Alih-alih memperbaiki akses pendidikan, MBG menurutnya justru menyebabkan pemindahan anggaran yang mengurangi fasilitas pendidikan dan kesehatan.

"Gara-gara MBG karena anggarannya pindah, fasilitas pendidikan berkurang, fasilitas kesehatan berkurang."

Pelanggaran ini dapat ditelusuri melalui konsep progressive realization dalam kerangka HAM, yang diatur dalam Pasal 28I ayat (4) Undang-Undang Dasar 1945.
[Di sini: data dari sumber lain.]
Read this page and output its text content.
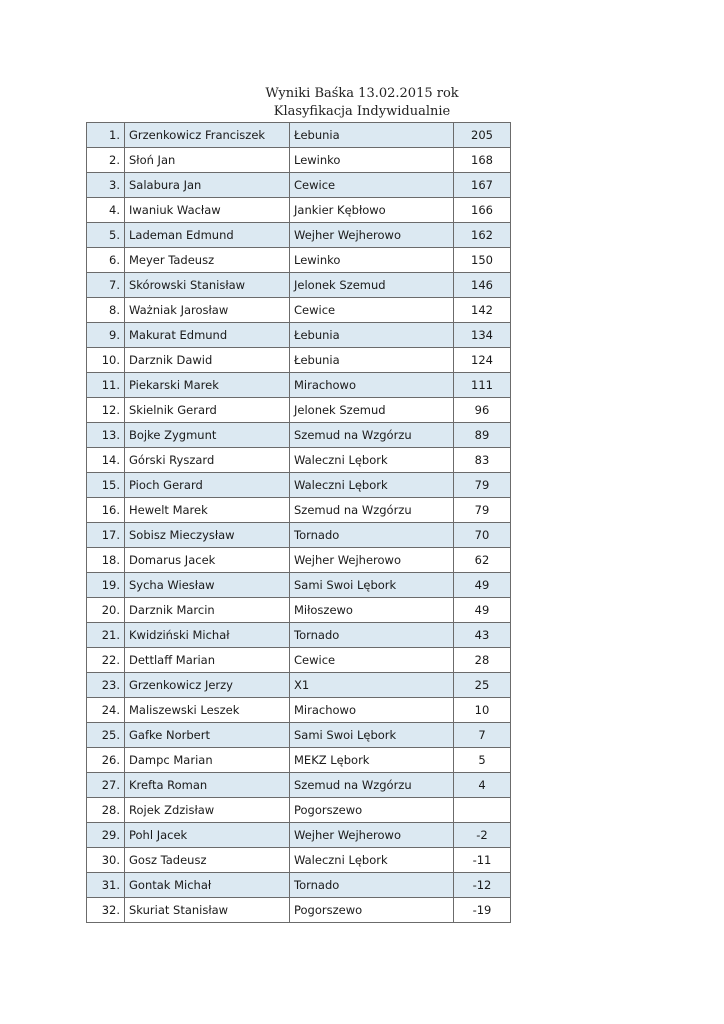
Wyniki Baśka 13.02.2015 rok

Klasyfikacja Indywidualnie

1.	Grzenkowicz Franciszek	Łebunia	205
2.	Słoń Jan	Lewinko	168
3.	Salabura Jan	Cewice	167
4.	Iwaniuk Wacław	Jankier Kębłowo	166
5.	Lademan Edmund	Wejher Wejherowo	162
6.	Meyer Tadeusz	Lewinko	150
7.	Skórowski Stanisław	Jelonek Szemud	146
8.	Ważniak Jarosław	Cewice	142
9.	Makurat Edmund	Łebunia	134
10.	Darznik Dawid	Łebunia	124
11.	Piekarski Marek	Mirachowo	111
12.	Skielnik Gerard	Jelonek Szemud	96
13.	Bojke Zygmunt	Szemud na Wzgórzu	89
14.	Górski Ryszard	Waleczni Lębork	83
15.	Pioch Gerard	Waleczni Lębork	79
16.	Hewelt Marek	Szemud na Wzgórzu	79
17.	Sobisz Mieczysław	Tornado	70
18.	Domarus Jacek	Wejher Wejherowo	62
19.	Sycha Wiesław	Sami Swoi Lębork	49
20.	Darznik Marcin	Miłoszewo	49
21.	Kwidziński Michał	Tornado	43
22.	Dettlaff Marian	Cewice	28
23.	Grzenkowicz Jerzy	X1	25
24.	Maliszewski Leszek	Mirachowo	10
25.	Gafke Norbert	Sami Swoi Lębork	7
26.	Dampc Marian	MEKZ Lębork	5
27.	Krefta Roman	Szemud na Wzgórzu	4
28.	Rojek Zdzisław	Pogorszewo	
29.	Pohl Jacek	Wejher Wejherowo	-2
30.	Gosz Tadeusz	Waleczni Lębork	-11
31.	Gontak Michał	Tornado	-12
32.	Skuriat Stanisław	Pogorszewo	-19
Kata kunci di sini adalah "pemajuan", yang harus ditafsirkan sesuai Pasal 2 ayat (1) Kovenan Internasional tentang Hak Ekonomi, Sosial, dan Budaya (ICESCR).

Pemajuan berarti pengembangan bertahap hak-hak HAM dengan memaksimalkan sumber daya yang tersedia (maximizing available resources), melalui langkah-langkah progresif dan ukuran legislatif yang tepat.

Konsep progressive realization menjadi kunci dalam pembangunan Indonesia karena sumber daya anggaran negara memang terbatas.

Tidak mungkin mencapai kesejahteraan instan untuk semua; oleh karena itu, diperlukan tahapan bertahap yang mengambil langkah-langkah (taking steps) secara bertahap.

"Progressive realization itu di mana sih letaknya dalam Undang-Undang Dasar pasal 28i ayat 4. Di situ ada kata, satu kata penting, pemajuan. Gimana cara menafsir pasal pemajuan di dalam Undang-Undang Dasar itu? Caranya adalah pasal 2 ayat 1 kovenan internasional hak ekonomi Sosial Budaya di mana pemajuan itu maksud yang ada adalah dikaitkan dengan progressive realization," katamya.

Namun, implementasi MBG sebagai Proyek Strategis Nasional (PSN) justru bertentangan dengan prinsip ini.

Program ini langsung mengalokasikan anggaran besar-besaran tanpa mempertimbangkan prioritas bertahap, sehingga melanggar prinsip indivisibility HAM—di mana satu hak tidak boleh mengorbankan hak lainnya.

MBG bukan hanya gagal merealisasikan right to food, tetapi juga menyingkirkan right to education dan right to health.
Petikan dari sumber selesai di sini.